(1.) CHALLENGE in this appeal is to the judgment and award dated 25th January, 2001 whereby the Motor Accident Claims Tribunal, Kishangarhbas, decreed an amount of Rs. 1,00,000/- in favour of the appellants-claimants and against the respondents No.1 & 2, jointly and severally. The Tribunal absolved respondent No.3-United India Insurance Co. from its liability and thus, dismissed the claim against the same.
(2.) THE grievance of the appellant is that the Tribunal wrongly absolved the Insurance Co. from its liability whereas the owner of the vehicle had paid premium of Rs.1,051/- in cash to the Insurance Co. and rest of the amount was paid through cheque, albeit, the same was dishonoured by the Bank for want of sufficient funds. Learned counsel for the appellant further canvassed that the accident, in the instant case, took place on 15th June, 1995 at about 7.15 PM, whereas the Insurance policy was cancelled by the Insurance Co. on 16th June, 1995 i.e. one day after the accident. Since the Insurance policy was in existence on the date of accident, the Insurance Co. was liable to pay the amount of compensation. He has cited the judgment of the Apex Court delivered in the case of Oriental Insurance Co. Ltd. Vs. Inderjit Kaur and ors. reported in 1998 ACJ 123, in support thereof.

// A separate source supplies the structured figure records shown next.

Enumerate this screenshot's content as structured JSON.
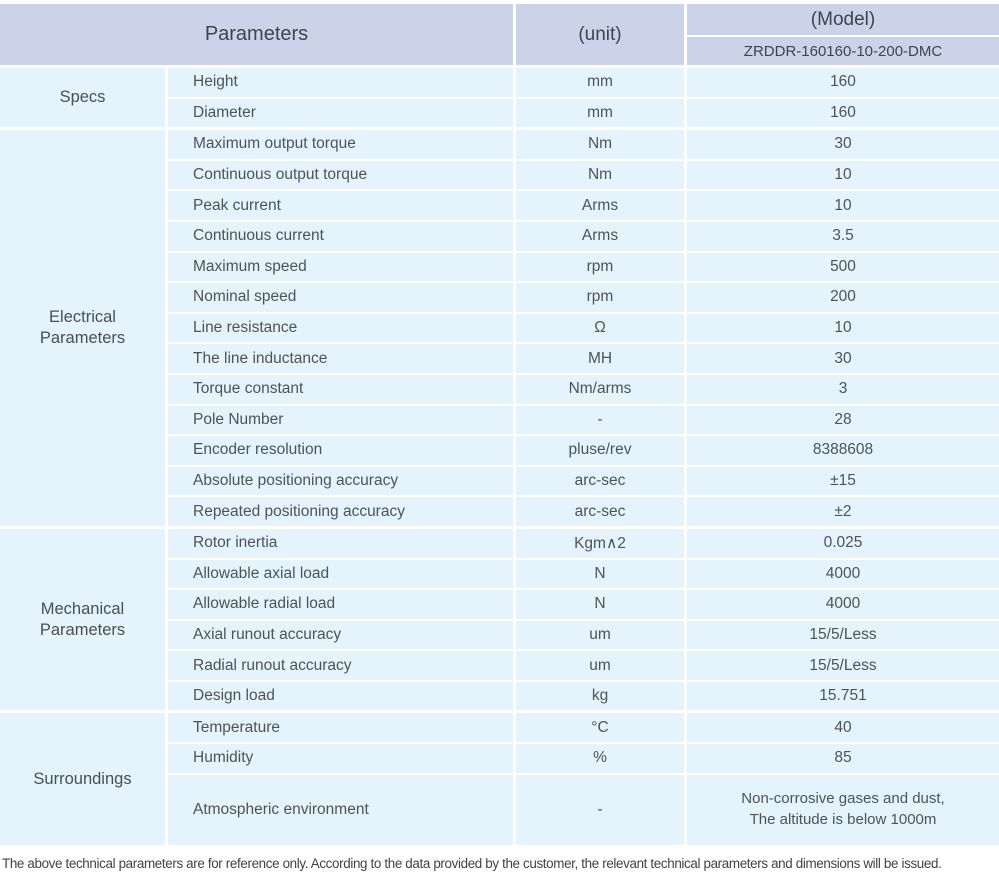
{
  "table": {
    "header": {
      "parameters": "Parameters",
      "unit": "(unit)",
      "model": "(Model)",
      "model_number": "ZRDDR-160160-10-200-DMC"
    },
    "sections": [
      {
        "label": "Specs",
        "rows": [
          {
            "param": "Height",
            "unit": "mm",
            "value": "160"
          },
          {
            "param": "Diameter",
            "unit": "mm",
            "value": "160"
          }
        ]
      },
      {
        "label": "Electrical Parameters",
        "rows": [
          {
            "param": "Maximum output torque",
            "unit": "Nm",
            "value": "30"
          },
          {
            "param": "Continuous output torque",
            "unit": "Nm",
            "value": "10"
          },
          {
            "param": "Peak current",
            "unit": "Arms",
            "value": "10"
          },
          {
            "param": "Continuous current",
            "unit": "Arms",
            "value": "3.5"
          },
          {
            "param": "Maximum speed",
            "unit": "rpm",
            "value": "500"
          },
          {
            "param": "Nominal speed",
            "unit": "rpm",
            "value": "200"
          },
          {
            "param": "Line resistance",
            "unit": "Ω",
            "value": "10"
          },
          {
            "param": "The line inductance",
            "unit": "MH",
            "value": "30"
          },
          {
            "param": "Torque constant",
            "unit": "Nm/arms",
            "value": "3"
          },
          {
            "param": "Pole Number",
            "unit": "-",
            "value": "28"
          },
          {
            "param": "Encoder resolution",
            "unit": "pluse/rev",
            "value": "8388608"
          },
          {
            "param": "Absolute positioning accuracy",
            "unit": "arc-sec",
            "value": "±15"
          },
          {
            "param": "Repeated positioning accuracy",
            "unit": "arc-sec",
            "value": "±2"
          }
        ]
      },
      {
        "label": "Mechanical Parameters",
        "rows": [
          {
            "param": "Rotor inertia",
            "unit": "Kgm∧2",
            "value": "0.025"
          },
          {
            "param": "Allowable axial load",
            "unit": "N",
            "value": "4000"
          },
          {
            "param": "Allowable radial load",
            "unit": "N",
            "value": "4000"
          },
          {
            "param": "Axial runout accuracy",
            "unit": "um",
            "value": "15/5/Less"
          },
          {
            "param": "Radial runout accuracy",
            "unit": "um",
            "value": "15/5/Less"
          },
          {
            "param": "Design load",
            "unit": "kg",
            "value": "15.751"
          }
        ]
      },
      {
        "label": "Surroundings",
        "rows": [
          {
            "param": "Temperature",
            "unit": "°C",
            "value": "40"
          },
          {
            "param": "Humidity",
            "unit": "%",
            "value": "85"
          },
          {
            "param": "Atmospheric environment",
            "unit": "-",
            "value": "Non-corrosive gases and dust,\nThe altitude is below 1000m"
          }
        ]
      }
    ]
  },
  "footer": {
    "note": "The above technical parameters are for reference only. According to the data provided by the customer, the relevant technical parameters and dimensions will be issued."
  },
  "colors": {
    "header_bg": "#cbd3e9",
    "row_bg": "#e4f3fc",
    "separator": "#ffffff",
    "text": "#4e5359"
  }
}
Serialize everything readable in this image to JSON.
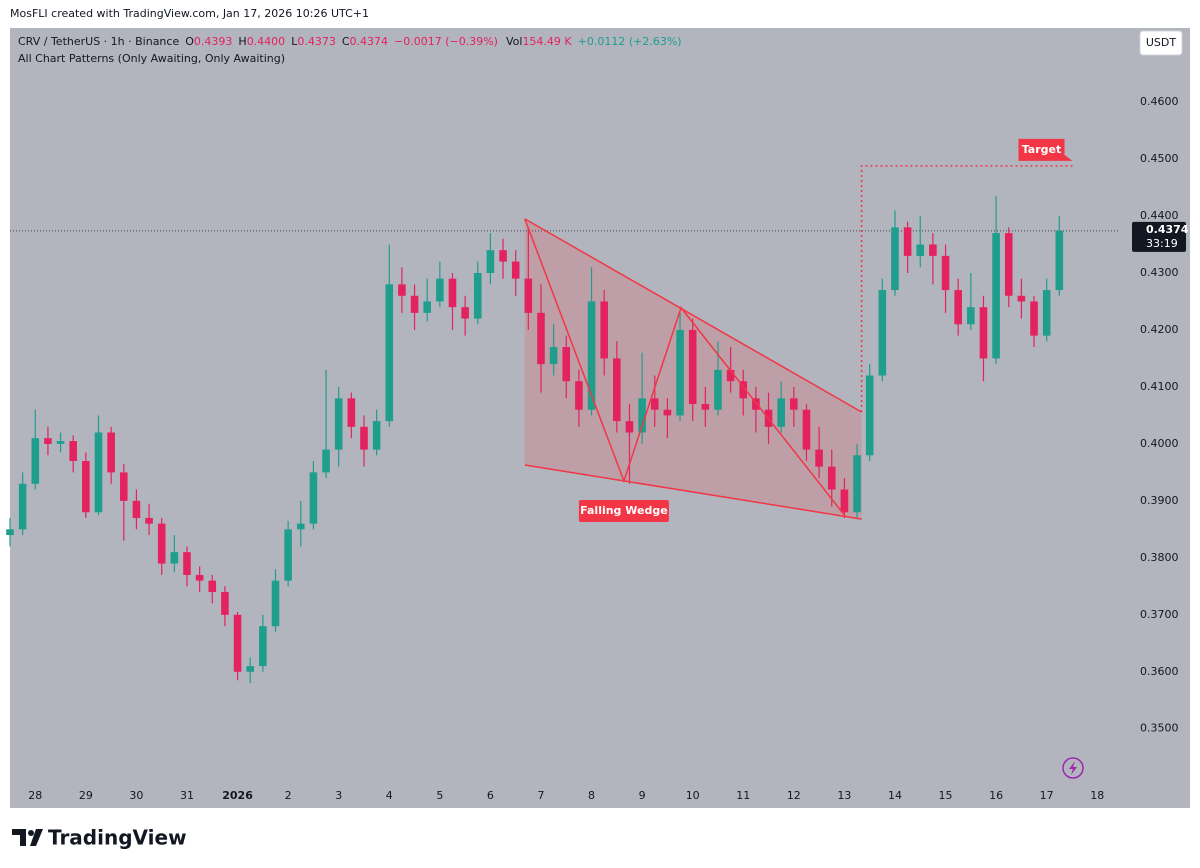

(3.) HAVING reflected over the submissions made at the bar and carefully scanned the relevant material including the impugned award on record, it is noticed that on 15th June, 1995 at 7.15 PM the appellants along with their son boarded one Metador bearing registration No.RJ-02-2760, from Bus stand Kishangarhbas. It is alleged that the driver of the Metador was driving the vehicle at a very fast speed. No sooner did the vehicle reach near Bambora, the Metador, on account of being driven rashly and negligently, jumped into a pit and capsized, resulting into the injuries on the persons of the passengers and death of one Ms. Rona-daughter of the appellants-claimants. Undeniably and undisputedly, the Metador was insured for carrying goods and not for carrying passengers. This fact has been put-forth by the learned counsel for respondent No.3, but at the same time it has not been rebutted by the learned counsel for the appellants.